In the sequel we consider the stochastic bandit problem with only two actions $0$ and $1$. We assume that their rewards are Bernoulli random variables with parameters $\mu_0 = 0.6$ and $\mu_1 = 0.4$ (so that action $0$ is optimal, but we have to learn it from experience!).

### Simulation of Bernoulli random variables:

In [None]:
binomial(n=10,p=0.5,size=46)

In [None]:
binomial(n=1,p=0.5,size=5)

### Notation:
- The arm played by the algorithm at time $t$ is denoted by $I_t$.
- The reward of arm $a$ at time $t$ is $g_t(a)$.
- We write $\hat{\mu}_t(a)$ for the average of all the rewards obtained when playing arm $a \in \{0,1\}$ from iteration $0$ up to iteration $t$.
- We also write $T_a(t)$ for the number of times arm $a$ was played up to iteration $t$.
- In particular, we have
$$\hat{\mu}_t(a) = \frac{1}{T_a(t)} \sum_{k=1}^t g_k(a) \mathbb{1}_{I_k = a}$$

## Why "Follow the best arm" is a bad idea.

The "Follow the best arm" algorithm proceeds as follows:
- alternatively play actions $0$ and $1$ from iteration $t=0$ up to iteration $t=\tau$
- determine the empirical best arm
$$A \in \rm{argmin}_{a \in \{0,1\}} \hat{\mu}_{\tau}(a)$$
- play arm A forever.

Show that, if $\tau$ is fixed, then the expected regret after $T$ rounds grows linearly with $T$ when $T \to +\infty$.

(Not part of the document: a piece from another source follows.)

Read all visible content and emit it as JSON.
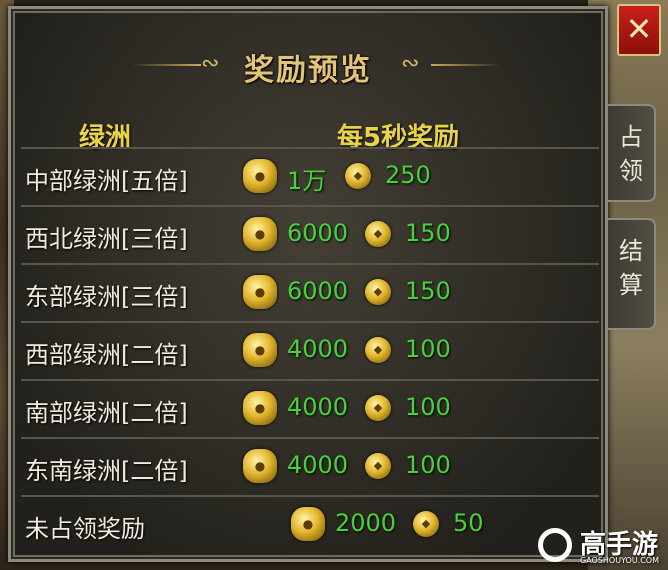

## The $\epsilon$-greedy algorithm.

The "$\epsilon$-greedy algorithm" proceeds as follows:
- For the first two iterations: play actions $0$ and $1$ once
- At each iteration $t=2,3,4,\ldots$,
    - with probability $1-\epsilon_t$, play the empirical best arm
    - with probability $\epsilon_t$, play action $0$ or $1$ uniformly at random
   
Show that, if $\epsilon_t = \frac{c}{t}$ with a large enough constant $c$, then the expected regret after $T$ rounds only grows logarithmically when $T \to +\infty$.

## The UCB algorithm.

The UCB-algorithm proceeds as follows:
- For the first two iterations: play actions $0$ and $1$ once
- At each iteration $t=2,3,4,\ldots$, play the arm that maximizes the Upper Confidence Bound:
$$I_t \in \rm{argmax}_{a \in \{0,1\}} \left\{\hat{\mu}_{t-1}(a) + \sqrt{\frac{2 \log(t)}{T_a(t-1)}} \;\right\}$$
   
Show that the expected regret after $T$ rounds also grows logarithmically when $T \to +\infty$. Compare with the first two algorithms.